けれど、近年になって、過失とは言えないような悪質な運転で事故を起こすドライバーが増え、業務上過失致死傷罪では軽すぎるという声が高まりました。そのため、新たに刑法に自動車運転過失致死傷罪という犯罪が設けられ、交通事故の場合にはこちらが適用されることとなりました。自動車運転過失致死傷罪では、加害者には7年以下の懲役もしくは禁錮、100万円以下の罰金が科されるようになりました。
さらに、飲酒運転など特に悪質な運転によって引き起こされた交通事故を厳しく罰するために、危険運転致死傷罪も作られたのです。危険運転致死傷罪では、上限20年の懲役が科されることになりました。

交通事故の刑罰を独立させた自動車運転死傷処罰法

刑法上の自動車運転過失致死傷罪、危険運転致死傷罪は、平成26年5月より施行されている「自動車の運転により人を死傷させる行為等の処罰に関する法律」(自動車運転死傷処罰法)という独立した法律に移されました。そのため、交通事故では、実際には特別法である自動車運転死傷処罰法が刑法に優先して適用されることになります。
なお、自動車運転死傷処罰法ができる際に、危険運転致死傷罪が適用される要件が緩和され、それまでは危険運転致死傷罪に該当しなかったケースも同罪で罰せられることになり、悪質な運転をさらに厳しく取り締まることが可能になったのです。

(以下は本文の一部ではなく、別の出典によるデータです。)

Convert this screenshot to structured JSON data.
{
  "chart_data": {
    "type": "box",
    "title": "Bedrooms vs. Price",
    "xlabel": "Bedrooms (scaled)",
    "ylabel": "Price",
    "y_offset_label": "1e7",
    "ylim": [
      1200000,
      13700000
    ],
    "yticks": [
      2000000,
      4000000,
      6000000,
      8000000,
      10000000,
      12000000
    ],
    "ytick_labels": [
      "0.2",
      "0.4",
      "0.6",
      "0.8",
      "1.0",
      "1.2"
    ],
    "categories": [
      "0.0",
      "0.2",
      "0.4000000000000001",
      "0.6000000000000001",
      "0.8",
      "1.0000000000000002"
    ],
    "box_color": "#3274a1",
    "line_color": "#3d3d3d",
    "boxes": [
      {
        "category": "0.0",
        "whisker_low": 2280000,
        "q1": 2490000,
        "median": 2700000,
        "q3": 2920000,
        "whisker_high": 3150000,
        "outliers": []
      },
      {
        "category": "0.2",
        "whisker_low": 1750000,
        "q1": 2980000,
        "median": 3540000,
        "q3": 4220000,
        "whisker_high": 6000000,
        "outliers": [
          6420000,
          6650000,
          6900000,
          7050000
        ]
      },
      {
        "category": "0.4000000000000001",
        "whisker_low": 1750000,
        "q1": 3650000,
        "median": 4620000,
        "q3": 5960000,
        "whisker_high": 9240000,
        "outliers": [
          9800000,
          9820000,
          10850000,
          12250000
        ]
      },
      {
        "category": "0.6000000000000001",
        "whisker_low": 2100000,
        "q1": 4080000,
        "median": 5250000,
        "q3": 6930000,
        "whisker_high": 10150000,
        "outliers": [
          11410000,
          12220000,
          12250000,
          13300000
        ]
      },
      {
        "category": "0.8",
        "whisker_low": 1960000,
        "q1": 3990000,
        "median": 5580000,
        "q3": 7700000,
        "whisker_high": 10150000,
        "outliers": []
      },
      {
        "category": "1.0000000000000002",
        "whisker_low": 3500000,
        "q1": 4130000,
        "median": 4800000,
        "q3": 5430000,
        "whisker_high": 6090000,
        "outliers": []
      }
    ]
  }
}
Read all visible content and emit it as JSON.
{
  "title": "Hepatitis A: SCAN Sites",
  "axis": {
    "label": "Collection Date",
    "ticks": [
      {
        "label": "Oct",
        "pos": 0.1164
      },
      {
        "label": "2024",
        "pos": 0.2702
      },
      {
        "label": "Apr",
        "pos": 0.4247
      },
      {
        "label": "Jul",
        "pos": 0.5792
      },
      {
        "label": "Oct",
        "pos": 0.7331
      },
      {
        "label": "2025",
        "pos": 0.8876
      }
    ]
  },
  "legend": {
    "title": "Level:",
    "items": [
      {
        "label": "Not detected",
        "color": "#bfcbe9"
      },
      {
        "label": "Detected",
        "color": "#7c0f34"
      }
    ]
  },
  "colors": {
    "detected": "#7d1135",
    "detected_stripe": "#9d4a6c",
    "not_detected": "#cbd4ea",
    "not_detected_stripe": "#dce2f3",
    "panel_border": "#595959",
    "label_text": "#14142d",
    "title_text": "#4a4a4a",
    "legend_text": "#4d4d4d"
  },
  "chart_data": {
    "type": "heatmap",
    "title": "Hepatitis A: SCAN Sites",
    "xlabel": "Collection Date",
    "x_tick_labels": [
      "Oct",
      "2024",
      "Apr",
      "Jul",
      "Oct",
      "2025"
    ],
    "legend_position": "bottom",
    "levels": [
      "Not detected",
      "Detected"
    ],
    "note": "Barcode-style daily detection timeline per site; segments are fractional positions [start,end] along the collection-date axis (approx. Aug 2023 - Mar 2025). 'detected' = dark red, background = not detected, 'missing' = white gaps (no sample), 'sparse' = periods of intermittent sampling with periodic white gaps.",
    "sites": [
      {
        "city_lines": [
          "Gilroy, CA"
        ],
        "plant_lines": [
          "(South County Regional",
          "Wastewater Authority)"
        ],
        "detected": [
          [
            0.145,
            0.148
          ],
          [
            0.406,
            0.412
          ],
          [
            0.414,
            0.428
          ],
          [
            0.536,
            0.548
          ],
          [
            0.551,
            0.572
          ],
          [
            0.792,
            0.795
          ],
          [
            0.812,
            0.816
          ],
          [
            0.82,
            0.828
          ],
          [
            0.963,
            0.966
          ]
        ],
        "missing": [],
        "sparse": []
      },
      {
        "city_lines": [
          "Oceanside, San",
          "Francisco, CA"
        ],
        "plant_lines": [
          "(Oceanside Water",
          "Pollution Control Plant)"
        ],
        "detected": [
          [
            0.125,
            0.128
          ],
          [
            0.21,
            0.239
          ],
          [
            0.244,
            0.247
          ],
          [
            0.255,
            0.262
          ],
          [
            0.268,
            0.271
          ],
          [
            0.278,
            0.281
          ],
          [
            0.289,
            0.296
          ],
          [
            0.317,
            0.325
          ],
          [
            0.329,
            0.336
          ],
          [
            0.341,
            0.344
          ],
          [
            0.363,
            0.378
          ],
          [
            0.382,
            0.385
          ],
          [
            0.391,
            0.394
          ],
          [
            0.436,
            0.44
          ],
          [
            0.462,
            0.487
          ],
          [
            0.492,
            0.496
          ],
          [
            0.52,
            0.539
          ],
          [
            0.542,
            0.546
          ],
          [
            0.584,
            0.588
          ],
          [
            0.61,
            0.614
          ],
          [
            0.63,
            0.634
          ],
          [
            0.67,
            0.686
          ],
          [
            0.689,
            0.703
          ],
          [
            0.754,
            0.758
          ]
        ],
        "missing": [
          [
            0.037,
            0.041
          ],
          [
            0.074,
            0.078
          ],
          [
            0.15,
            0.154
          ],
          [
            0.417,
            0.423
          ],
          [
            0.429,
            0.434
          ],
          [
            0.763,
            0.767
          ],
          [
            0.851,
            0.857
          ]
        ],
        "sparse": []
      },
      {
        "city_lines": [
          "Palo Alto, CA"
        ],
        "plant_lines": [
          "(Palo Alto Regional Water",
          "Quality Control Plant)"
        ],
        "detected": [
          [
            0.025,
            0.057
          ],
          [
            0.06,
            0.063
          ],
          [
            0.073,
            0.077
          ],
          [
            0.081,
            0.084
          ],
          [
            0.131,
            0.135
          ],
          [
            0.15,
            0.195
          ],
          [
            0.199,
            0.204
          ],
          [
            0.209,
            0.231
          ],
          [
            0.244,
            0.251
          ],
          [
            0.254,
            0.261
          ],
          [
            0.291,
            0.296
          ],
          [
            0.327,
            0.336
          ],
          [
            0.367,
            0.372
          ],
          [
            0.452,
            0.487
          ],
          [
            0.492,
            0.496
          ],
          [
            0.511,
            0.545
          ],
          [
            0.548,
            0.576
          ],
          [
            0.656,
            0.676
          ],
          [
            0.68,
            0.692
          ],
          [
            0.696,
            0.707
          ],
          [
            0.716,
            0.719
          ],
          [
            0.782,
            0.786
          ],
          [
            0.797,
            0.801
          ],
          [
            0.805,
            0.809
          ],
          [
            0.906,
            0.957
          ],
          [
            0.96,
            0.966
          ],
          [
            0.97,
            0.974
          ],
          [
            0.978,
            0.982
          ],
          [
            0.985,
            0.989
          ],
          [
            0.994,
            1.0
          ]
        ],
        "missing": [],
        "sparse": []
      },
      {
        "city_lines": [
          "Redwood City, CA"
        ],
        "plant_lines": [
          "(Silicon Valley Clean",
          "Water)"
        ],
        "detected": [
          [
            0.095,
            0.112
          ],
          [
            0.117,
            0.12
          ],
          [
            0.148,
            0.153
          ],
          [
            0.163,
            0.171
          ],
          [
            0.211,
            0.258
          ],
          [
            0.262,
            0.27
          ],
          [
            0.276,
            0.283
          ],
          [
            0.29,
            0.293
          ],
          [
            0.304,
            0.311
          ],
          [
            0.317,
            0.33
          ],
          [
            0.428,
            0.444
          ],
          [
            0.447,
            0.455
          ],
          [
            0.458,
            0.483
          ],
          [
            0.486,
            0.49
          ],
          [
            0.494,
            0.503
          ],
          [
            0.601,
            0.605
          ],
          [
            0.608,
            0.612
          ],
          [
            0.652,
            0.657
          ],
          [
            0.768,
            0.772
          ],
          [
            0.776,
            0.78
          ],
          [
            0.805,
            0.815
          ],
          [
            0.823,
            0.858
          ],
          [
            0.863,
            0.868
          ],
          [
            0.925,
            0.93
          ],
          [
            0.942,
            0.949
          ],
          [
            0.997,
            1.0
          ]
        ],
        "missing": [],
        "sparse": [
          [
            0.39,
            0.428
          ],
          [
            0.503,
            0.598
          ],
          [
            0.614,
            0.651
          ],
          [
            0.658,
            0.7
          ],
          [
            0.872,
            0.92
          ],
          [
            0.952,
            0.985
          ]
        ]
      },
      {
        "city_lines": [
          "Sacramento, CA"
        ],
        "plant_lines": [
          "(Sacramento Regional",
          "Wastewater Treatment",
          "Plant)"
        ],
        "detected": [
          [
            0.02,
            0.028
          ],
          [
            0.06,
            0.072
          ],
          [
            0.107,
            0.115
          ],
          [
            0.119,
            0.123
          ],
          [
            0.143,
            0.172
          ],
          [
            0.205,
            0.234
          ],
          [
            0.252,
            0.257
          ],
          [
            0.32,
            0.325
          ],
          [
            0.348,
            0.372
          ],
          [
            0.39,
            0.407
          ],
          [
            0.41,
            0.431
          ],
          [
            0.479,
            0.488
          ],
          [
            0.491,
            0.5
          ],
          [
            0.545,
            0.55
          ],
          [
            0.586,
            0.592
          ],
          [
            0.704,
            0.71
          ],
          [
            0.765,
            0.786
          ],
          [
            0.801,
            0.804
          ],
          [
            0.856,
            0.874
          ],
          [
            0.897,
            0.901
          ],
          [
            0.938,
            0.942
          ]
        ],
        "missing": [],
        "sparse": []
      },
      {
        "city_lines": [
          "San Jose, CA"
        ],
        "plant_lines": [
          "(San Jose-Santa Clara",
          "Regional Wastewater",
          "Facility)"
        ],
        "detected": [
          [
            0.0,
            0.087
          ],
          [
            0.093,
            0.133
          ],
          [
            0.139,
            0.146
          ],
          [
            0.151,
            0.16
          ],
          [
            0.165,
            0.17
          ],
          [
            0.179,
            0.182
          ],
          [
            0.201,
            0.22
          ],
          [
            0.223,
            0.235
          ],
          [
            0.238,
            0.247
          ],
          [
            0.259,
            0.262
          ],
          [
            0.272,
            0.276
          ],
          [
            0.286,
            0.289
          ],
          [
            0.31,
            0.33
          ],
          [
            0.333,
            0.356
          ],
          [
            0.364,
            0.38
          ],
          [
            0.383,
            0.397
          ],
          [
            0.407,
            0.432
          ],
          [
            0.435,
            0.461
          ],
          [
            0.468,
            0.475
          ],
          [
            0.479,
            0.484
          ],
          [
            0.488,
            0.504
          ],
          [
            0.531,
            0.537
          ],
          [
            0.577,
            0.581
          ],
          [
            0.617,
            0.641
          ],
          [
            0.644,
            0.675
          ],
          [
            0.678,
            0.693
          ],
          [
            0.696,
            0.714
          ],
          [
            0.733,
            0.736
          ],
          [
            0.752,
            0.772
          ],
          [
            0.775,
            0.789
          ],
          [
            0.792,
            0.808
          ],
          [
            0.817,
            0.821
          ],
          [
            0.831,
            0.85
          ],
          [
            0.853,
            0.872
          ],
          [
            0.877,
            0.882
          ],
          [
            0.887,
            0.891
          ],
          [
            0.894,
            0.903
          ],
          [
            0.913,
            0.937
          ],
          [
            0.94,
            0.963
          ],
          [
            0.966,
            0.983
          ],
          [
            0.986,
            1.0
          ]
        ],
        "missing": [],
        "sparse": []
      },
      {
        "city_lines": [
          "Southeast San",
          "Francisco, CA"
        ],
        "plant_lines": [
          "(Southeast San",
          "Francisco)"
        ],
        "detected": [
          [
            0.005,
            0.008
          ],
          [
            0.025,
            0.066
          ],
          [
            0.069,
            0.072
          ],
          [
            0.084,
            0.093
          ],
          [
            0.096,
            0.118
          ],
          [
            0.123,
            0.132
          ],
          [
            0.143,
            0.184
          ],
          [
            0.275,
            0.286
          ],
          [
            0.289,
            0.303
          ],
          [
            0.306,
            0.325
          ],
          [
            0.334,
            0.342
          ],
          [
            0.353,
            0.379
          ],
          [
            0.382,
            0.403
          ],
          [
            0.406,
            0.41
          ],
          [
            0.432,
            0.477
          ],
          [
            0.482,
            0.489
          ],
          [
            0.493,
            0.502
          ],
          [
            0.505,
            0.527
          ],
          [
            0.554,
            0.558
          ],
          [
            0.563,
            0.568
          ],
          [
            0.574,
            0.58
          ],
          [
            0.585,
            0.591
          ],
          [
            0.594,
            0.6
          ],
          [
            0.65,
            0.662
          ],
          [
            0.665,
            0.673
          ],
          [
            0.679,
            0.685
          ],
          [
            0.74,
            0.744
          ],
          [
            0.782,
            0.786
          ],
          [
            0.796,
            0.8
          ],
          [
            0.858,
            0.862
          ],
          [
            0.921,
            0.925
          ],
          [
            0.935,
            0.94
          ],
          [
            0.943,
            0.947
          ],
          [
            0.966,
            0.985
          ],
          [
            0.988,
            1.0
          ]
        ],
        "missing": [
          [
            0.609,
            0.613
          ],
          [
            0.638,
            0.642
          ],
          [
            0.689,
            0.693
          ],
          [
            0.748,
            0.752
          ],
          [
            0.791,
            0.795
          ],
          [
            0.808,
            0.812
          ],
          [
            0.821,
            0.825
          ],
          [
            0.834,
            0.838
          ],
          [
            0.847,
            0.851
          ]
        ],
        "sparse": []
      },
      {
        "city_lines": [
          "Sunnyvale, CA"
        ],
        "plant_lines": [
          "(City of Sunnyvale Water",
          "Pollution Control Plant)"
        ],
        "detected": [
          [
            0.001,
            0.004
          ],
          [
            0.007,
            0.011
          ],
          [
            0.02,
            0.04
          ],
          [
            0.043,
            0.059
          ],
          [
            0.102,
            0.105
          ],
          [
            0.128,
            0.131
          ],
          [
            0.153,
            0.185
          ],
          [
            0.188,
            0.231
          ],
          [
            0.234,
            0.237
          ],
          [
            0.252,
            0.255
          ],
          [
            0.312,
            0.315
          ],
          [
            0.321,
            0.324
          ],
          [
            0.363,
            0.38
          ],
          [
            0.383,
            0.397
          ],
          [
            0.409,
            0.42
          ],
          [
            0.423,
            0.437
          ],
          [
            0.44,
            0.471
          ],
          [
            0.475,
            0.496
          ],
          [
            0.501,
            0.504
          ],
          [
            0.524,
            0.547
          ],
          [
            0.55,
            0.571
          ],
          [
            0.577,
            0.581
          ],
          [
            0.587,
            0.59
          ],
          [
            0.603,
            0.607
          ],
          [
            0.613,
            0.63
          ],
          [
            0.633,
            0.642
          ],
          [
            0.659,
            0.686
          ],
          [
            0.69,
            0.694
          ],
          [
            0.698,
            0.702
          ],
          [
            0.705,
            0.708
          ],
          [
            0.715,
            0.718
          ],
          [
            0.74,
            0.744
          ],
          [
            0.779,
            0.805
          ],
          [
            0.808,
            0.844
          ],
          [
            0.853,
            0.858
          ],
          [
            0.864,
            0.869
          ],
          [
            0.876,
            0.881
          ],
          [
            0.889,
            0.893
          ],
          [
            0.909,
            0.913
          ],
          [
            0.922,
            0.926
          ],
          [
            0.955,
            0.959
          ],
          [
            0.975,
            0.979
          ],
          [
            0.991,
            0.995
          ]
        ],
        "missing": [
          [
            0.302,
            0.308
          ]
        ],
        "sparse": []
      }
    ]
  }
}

人身事故を起こしてしまった加害者は、懲役や罰金などの刑事罰を科せられることになります。飲酒運転や悪質な運転が原因だった場合には、特に厳しい罰を受けることになってしまうので、交通事故の加害者となったらどんな刑事罰を受けることになるかを知り、くれぐれも事故を起こさないよう十分注意して運転しましょう。